Kemal Kılıçdaroğlu da Demirtaş gibi konuştu.
Askerden silah bırakmasını istedi.
Kınıyorum.
Kınamak zorundayım.
Kılıçdaroğlu'nu değil.
O haberi “Kılıçdaroğlu'ndan şaşırtan açıklama” üst başlığıyla veren gazeteyi.
Niye şaşırtsın ki?
Yakışanı yaptı.
Ne yapsa şaşırtmaz, emin olun.
Sadece ne zaman şaşırtır biliyor musunuz?
Bir gün ülke yararına samimiyetle konuşursa.
“Bu arada, yayın politikasını manipülatif ve fazla iktidara bağımlı bulsam da Star grubuna geçmiş olsun diyorum.”
Böyle bir twit atmış Taşbaşların Aslı'sı.

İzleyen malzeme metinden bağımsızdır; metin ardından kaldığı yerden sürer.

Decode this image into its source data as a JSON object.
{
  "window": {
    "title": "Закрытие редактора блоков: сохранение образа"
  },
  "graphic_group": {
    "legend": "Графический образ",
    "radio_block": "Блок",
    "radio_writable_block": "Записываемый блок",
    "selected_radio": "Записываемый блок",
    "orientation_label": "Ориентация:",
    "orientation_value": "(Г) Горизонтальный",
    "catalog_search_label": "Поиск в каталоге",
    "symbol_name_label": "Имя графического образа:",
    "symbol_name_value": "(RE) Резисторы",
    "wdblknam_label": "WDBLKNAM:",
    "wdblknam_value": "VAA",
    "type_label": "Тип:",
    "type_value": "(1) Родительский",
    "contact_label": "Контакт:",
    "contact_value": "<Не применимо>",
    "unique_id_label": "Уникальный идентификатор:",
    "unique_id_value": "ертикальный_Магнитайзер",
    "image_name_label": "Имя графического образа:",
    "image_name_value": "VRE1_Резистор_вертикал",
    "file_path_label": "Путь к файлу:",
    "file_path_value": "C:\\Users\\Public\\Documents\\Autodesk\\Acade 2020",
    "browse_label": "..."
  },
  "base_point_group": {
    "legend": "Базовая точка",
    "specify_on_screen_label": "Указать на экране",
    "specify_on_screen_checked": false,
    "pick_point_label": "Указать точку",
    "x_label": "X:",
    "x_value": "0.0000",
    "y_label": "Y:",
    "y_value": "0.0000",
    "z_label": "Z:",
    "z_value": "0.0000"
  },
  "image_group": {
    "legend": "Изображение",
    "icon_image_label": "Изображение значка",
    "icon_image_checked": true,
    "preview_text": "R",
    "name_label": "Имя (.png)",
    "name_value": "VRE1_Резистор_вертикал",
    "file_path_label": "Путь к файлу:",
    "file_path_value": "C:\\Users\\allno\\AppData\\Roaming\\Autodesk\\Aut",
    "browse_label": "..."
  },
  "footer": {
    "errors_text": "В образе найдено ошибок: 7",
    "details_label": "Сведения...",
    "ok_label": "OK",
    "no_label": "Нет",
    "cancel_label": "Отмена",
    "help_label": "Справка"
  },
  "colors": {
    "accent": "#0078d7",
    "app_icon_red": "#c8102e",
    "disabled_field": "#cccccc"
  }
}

Twitine banmak isteyenler kayıt yaptırsın.
Biz de onu ve bağlı bulunduğu grubu fazlasıyla millet düşmanı buluyoruz.
Bu arada, 'diyorum' ile biten cümlelere de kıl olduğumuzu bildiriyoruz.
Her ne diyeceksen, demişsin zaten.
De git.
İşine bak.
Önemli uğraşların vardır muhakkak.
Her sözün sonuna bir 'diyorum' eklemeye ne gerek var?
“Hoşgeldiniz diyorum.”
“Geçmiş olsun diyorum.”
Bu diyorumların hepsi birbirini götürmeli.
Sivas'a gidiyoruz. Bir türkü ile. Feyzullah Çınar şöyle söylüyor:
“Geldim şu âlemi ıslah edeyim
Özümü meydanda gördüm sonradan
Zaman mahlûkuna meylimi verdim
Sermayemden zarar gördüm sonradan…”
Zaman mahlûkuna meyledersen, zarardan başka ne bekleyebilirsin?
Bugün de farklı değil, bilesiniz.
Devam edelim…
*
“Geldi bizim ele sevdi sevişti
Al kadeh ver kadeh doldurdu içti
Sadık yârim diye yeminler içti
Özü çürük imiş duyduk sonradan…”
Kadehin içine çaktırmadan bir miktar tuz atıp atmadığına dikkat etmek lâzım.
Bazen atar, bazen de “Battı fişing yan going” der yuvarlar, bilmek lâzım.
Yeminlerin içinin boş olduğunu anlamak lâzım.
Takiyenin gelenek haline geldiğini görmek lâzım.
Özünün çürüklüğünü cümle âleme anlatmak lâzım.
Kimi piyade, kimi topçu, kimi de levâzım…
Bitirirken, son dörtlüğe de kulak vermek lâzım.
*
“Şu zalimin kara kara gözleri
Yaramıza yaramadı tuzları
İki dinli şu câhilin sözleri
Durdukça kâr etti cana sonradan…”
Yaraya yarayan tuz yok zaten yeryüzünde; hepsi bir.
Ayrıca… Madem iki dinli ve câhil olduğunu anladık.
O halde kısa günün kârına sevinmek durumundayız.